Grade
Time Limit: 3000/1500 MS (Java/Others) Memory Limit: 262144/262144 K (Java/Others)
Total Submission(s): 360 Accepted Submission(s): 203
Problem Description
Ted is a employee of Always Cook Mushroom (ACM). His boss Matt gives him a pack of mushrooms and ask him to grade each mushroom according to its weight. Suppose the weight of a mushroom is w, then it’s grade s is
s = 10000 - (100 - w)^2
What’s more, Ted also has to report the mode of the grade of these mushrooms. The mode is the value that appears most often. Mode may not be unique. If not all the value are the same but the frequencies of them are the same, there is no mode.
Input
The first line of the input contains an integer T, denoting the number of testcases. Then T test cases follow.
The first line of each test cases contains one integers N (1<=N<=10^6),denoting the number of the mushroom.
The second line contains N integers, denoting the weight of each mushroom. The weight is greater than 0, and less than 200.
Output
For each test case, output 2 lines.
The first line contains "Case #x:", where x is the case number (starting from 1)
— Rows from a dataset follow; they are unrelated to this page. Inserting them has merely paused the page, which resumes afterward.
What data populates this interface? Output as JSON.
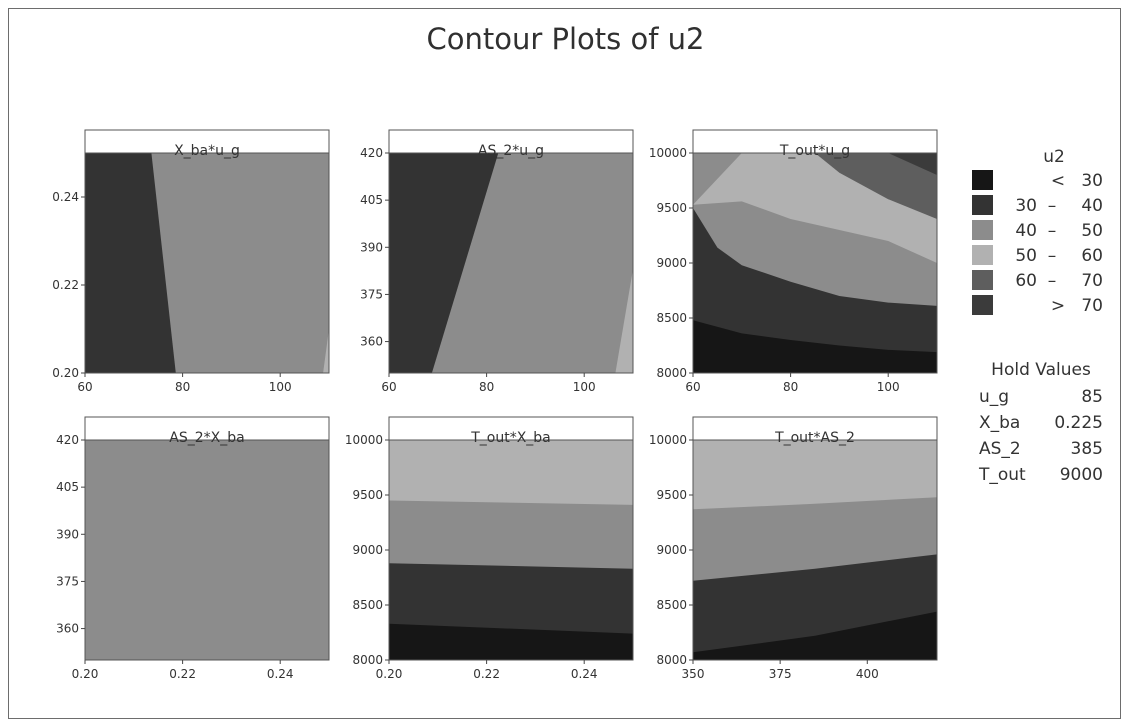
{
  "chart_data": {
    "type": "contour",
    "title": "Contour Plots of u2",
    "response": "u2",
    "legend": {
      "title": "u2",
      "placement": "right",
      "levels": [
        {
          "label": "< 30",
          "lo": "",
          "dash": "",
          "hi": "",
          "sym": "<",
          "val": "30",
          "color": "#161616"
        },
        {
          "label": "30 – 40",
          "lo": "30",
          "dash": "–",
          "hi": "40",
          "sym": "",
          "val": "",
          "color": "#333333"
        },
        {
          "label": "40 – 50",
          "lo": "40",
          "dash": "–",
          "hi": "50",
          "sym": "",
          "val": "",
          "color": "#8c8c8c"
        },
        {
          "label": "50 – 60",
          "lo": "50",
          "dash": "–",
          "hi": "60",
          "sym": "",
          "val": "",
          "color": "#b1b1b1"
        },
        {
          "label": "60 – 70",
          "lo": "60",
          "dash": "–",
          "hi": "70",
          "sym": "",
          "val": "",
          "color": "#5e5e5e"
        },
        {
          "label": "> 70",
          "lo": "",
          "dash": "",
          "hi": "",
          "sym": ">",
          "val": "70",
          "color": "#3b3b3b"
        }
      ]
    },
    "hold_values": {
      "title": "Hold Values",
      "rows": [
        {
          "name": "u_g",
          "value": "85"
        },
        {
          "name": "X_ba",
          "value": "0.225"
        },
        {
          "name": "AS_2",
          "value": "385"
        },
        {
          "name": "T_out",
          "value": "9000"
        }
      ]
    },
    "panels": [
      {
        "title": "X_ba*u_g",
        "xlim": [
          60,
          110
        ],
        "ylim": [
          0.2,
          0.25
        ],
        "xticks": [
          60,
          80,
          100
        ],
        "xtick_labels": [
          "60",
          "80",
          "100"
        ],
        "yticks": [
          0.2,
          0.22,
          0.24
        ],
        "ytick_labels": [
          "0.20",
          "0.22",
          "0.24"
        ],
        "background_level": 2,
        "regions": [
          {
            "level": 1,
            "polygon": [
              [
                60,
                0.2
              ],
              [
                78.6,
                0.2
              ],
              [
                73.6,
                0.25
              ],
              [
                60,
                0.25
              ]
            ]
          },
          {
            "level": 3,
            "polygon": [
              [
                108.8,
                0.2
              ],
              [
                110,
                0.2
              ],
              [
                110,
                0.21
              ]
            ]
          }
        ]
      },
      {
        "title": "AS_2*u_g",
        "xlim": [
          60,
          110
        ],
        "ylim": [
          350,
          420
        ],
        "xticks": [
          60,
          80,
          100
        ],
        "xtick_labels": [
          "60",
          "80",
          "100"
        ],
        "yticks": [
          360,
          375,
          390,
          405,
          420
        ],
        "ytick_labels": [
          "360",
          "375",
          "390",
          "405",
          "420"
        ],
        "background_level": 2,
        "regions": [
          {
            "level": 1,
            "polygon": [
              [
                60,
                350
              ],
              [
                68.8,
                350
              ],
              [
                82.4,
                420
              ],
              [
                60,
                420
              ]
            ]
          },
          {
            "level": 3,
            "polygon": [
              [
                106.4,
                350
              ],
              [
                110,
                350
              ],
              [
                110,
                383
              ]
            ]
          }
        ]
      },
      {
        "title": "T_out*u_g",
        "xlim": [
          60,
          110
        ],
        "ylim": [
          8000,
          10000
        ],
        "xticks": [
          60,
          80,
          100
        ],
        "xtick_labels": [
          "60",
          "80",
          "100"
        ],
        "yticks": [
          8000,
          8500,
          9000,
          9500,
          10000
        ],
        "ytick_labels": [
          "8000",
          "8500",
          "9000",
          "9500",
          "10000"
        ],
        "background_level": 2,
        "regions": [
          {
            "level": 3,
            "polygon": [
              [
                60,
                9530
              ],
              [
                70,
                10000
              ],
              [
                110,
                10000
              ],
              [
                110,
                9000
              ],
              [
                100,
                9200
              ],
              [
                90,
                9300
              ],
              [
                80,
                9400
              ],
              [
                70,
                9560
              ],
              [
                60,
                9530
              ]
            ]
          },
          {
            "level": 4,
            "polygon": [
              [
                85,
                10000
              ],
              [
                110,
                10000
              ],
              [
                110,
                9400
              ],
              [
                100,
                9580
              ],
              [
                90,
                9820
              ]
            ]
          },
          {
            "level": 5,
            "polygon": [
              [
                100,
                10000
              ],
              [
                110,
                10000
              ],
              [
                110,
                9800
              ]
            ]
          },
          {
            "level": 1,
            "polygon": [
              [
                60,
                8000
              ],
              [
                60,
                9500
              ],
              [
                65,
                9140
              ],
              [
                70,
                8980
              ],
              [
                80,
                8830
              ],
              [
                90,
                8700
              ],
              [
                100,
                8640
              ],
              [
                110,
                8610
              ],
              [
                110,
                8000
              ]
            ]
          },
          {
            "level": 0,
            "polygon": [
              [
                60,
                8000
              ],
              [
                60,
                8480
              ],
              [
                70,
                8360
              ],
              [
                80,
                8300
              ],
              [
                90,
                8250
              ],
              [
                100,
                8210
              ],
              [
                110,
                8190
              ],
              [
                110,
                8000
              ]
            ]
          }
        ]
      },
      {
        "title": "AS_2*X_ba",
        "xlim": [
          0.2,
          0.25
        ],
        "ylim": [
          350,
          420
        ],
        "xticks": [
          0.2,
          0.22,
          0.24
        ],
        "xtick_labels": [
          "0.20",
          "0.22",
          "0.24"
        ],
        "yticks": [
          360,
          375,
          390,
          405,
          420
        ],
        "ytick_labels": [
          "360",
          "375",
          "390",
          "405",
          "420"
        ],
        "background_level": 2,
        "regions": []
      },
      {
        "title": "T_out*X_ba",
        "xlim": [
          0.2,
          0.25
        ],
        "ylim": [
          8000,
          10000
        ],
        "xticks": [
          0.2,
          0.22,
          0.24
        ],
        "xtick_labels": [
          "0.20",
          "0.22",
          "0.24"
        ],
        "yticks": [
          8000,
          8500,
          9000,
          9500,
          10000
        ],
        "ytick_labels": [
          "8000",
          "8500",
          "9000",
          "9500",
          "10000"
        ],
        "background_level": 3,
        "regions": [
          {
            "level": 2,
            "polygon": [
              [
                0.2,
                8000
              ],
              [
                0.2,
                9450
              ],
              [
                0.25,
                9410
              ],
              [
                0.25,
                8000
              ]
            ]
          },
          {
            "level": 1,
            "polygon": [
              [
                0.2,
                8000
              ],
              [
                0.2,
                8880
              ],
              [
                0.25,
                8830
              ],
              [
                0.25,
                8000
              ]
            ]
          },
          {
            "level": 0,
            "polygon": [
              [
                0.2,
                8000
              ],
              [
                0.2,
                8330
              ],
              [
                0.25,
                8240
              ],
              [
                0.25,
                8000
              ]
            ]
          }
        ]
      },
      {
        "title": "T_out*AS_2",
        "xlim": [
          350,
          420
        ],
        "ylim": [
          8000,
          10000
        ],
        "xticks": [
          350,
          375,
          400
        ],
        "xtick_labels": [
          "350",
          "375",
          "400"
        ],
        "yticks": [
          8000,
          8500,
          9000,
          9500,
          10000
        ],
        "ytick_labels": [
          "8000",
          "8500",
          "9000",
          "9500",
          "10000"
        ],
        "background_level": 3,
        "regions": [
          {
            "level": 2,
            "polygon": [
              [
                350,
                8000
              ],
              [
                350,
                9370
              ],
              [
                385,
                9420
              ],
              [
                420,
                9480
              ],
              [
                420,
                8000
              ]
            ]
          },
          {
            "level": 1,
            "polygon": [
              [
                350,
                8000
              ],
              [
                350,
                8720
              ],
              [
                385,
                8830
              ],
              [
                420,
                8960
              ],
              [
                420,
                8000
              ]
            ]
          },
          {
            "level": 0,
            "polygon": [
              [
                350,
                8000
              ],
              [
                350,
                8070
              ],
              [
                385,
                8220
              ],
              [
                420,
                8440
              ],
              [
                420,
                8000
              ]
            ]
          }
        ]
      }
    ]
  }
}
The second line contains the mode of the grade of the given mushrooms. If there exists multiple modes, output them in ascending order. If there exists no mode, output “Bad Mushroom”.
Sample Input
3
6
100 100 100 99 98 101
6
100 100 100 99 99 101
6
100 100 98 99 99 97
Sample Output
Case #1:
10000
Case #2:
Bad Mushroom
Case #3:
9999 10000
题意:给你一些蘑菇,由他的重量求出价值
让你输出价值中出现次数最多的。如果有多个价值出现一样多,并且没有别的价值了,那么就输出Bad Mushroom。
否则输出出现频率最高的价值,按照升序输出。
因为价值最多是0-10000 所以开个数组记录下出现的次数就好了
#include <iostream>
#include <cstring>
#include <cstdio>
#include <string>
using namespace std;
int a[10010];
int cnt = 0, T, N;
int main(){
scanf("%d", &T);
while(T--){
memset(a, 0, sizeof(a));
cnt++; printf("Case #%d:\n", cnt);
scanf("%d", &N);
int temp, max = 0;
int mark = N;
while(N--){
scanf("%d", &temp);
a[10000-(100-temp)*(100-temp)]++;
}
for(int i = 0; i <= 10000; i++){
if(a[i] > max) max = a[i];
}
int cnt2 = 0;
for(int i = 0; i <= 10000; i++){
if(a[i] == max) cnt2++;
}
if(cnt2*max == mark && cnt2 > 1) printf("Bad Mushroom\n");
else{
bool flag2 = false;
for(int i = 0; i <= 10000; i++){
if(a[i] == max) {
if(flag2 == false){
printf("%d", i); flag2 = true;
}
else printf(" %d", i);
}
}
printf("\n");
}
}
return 0;
}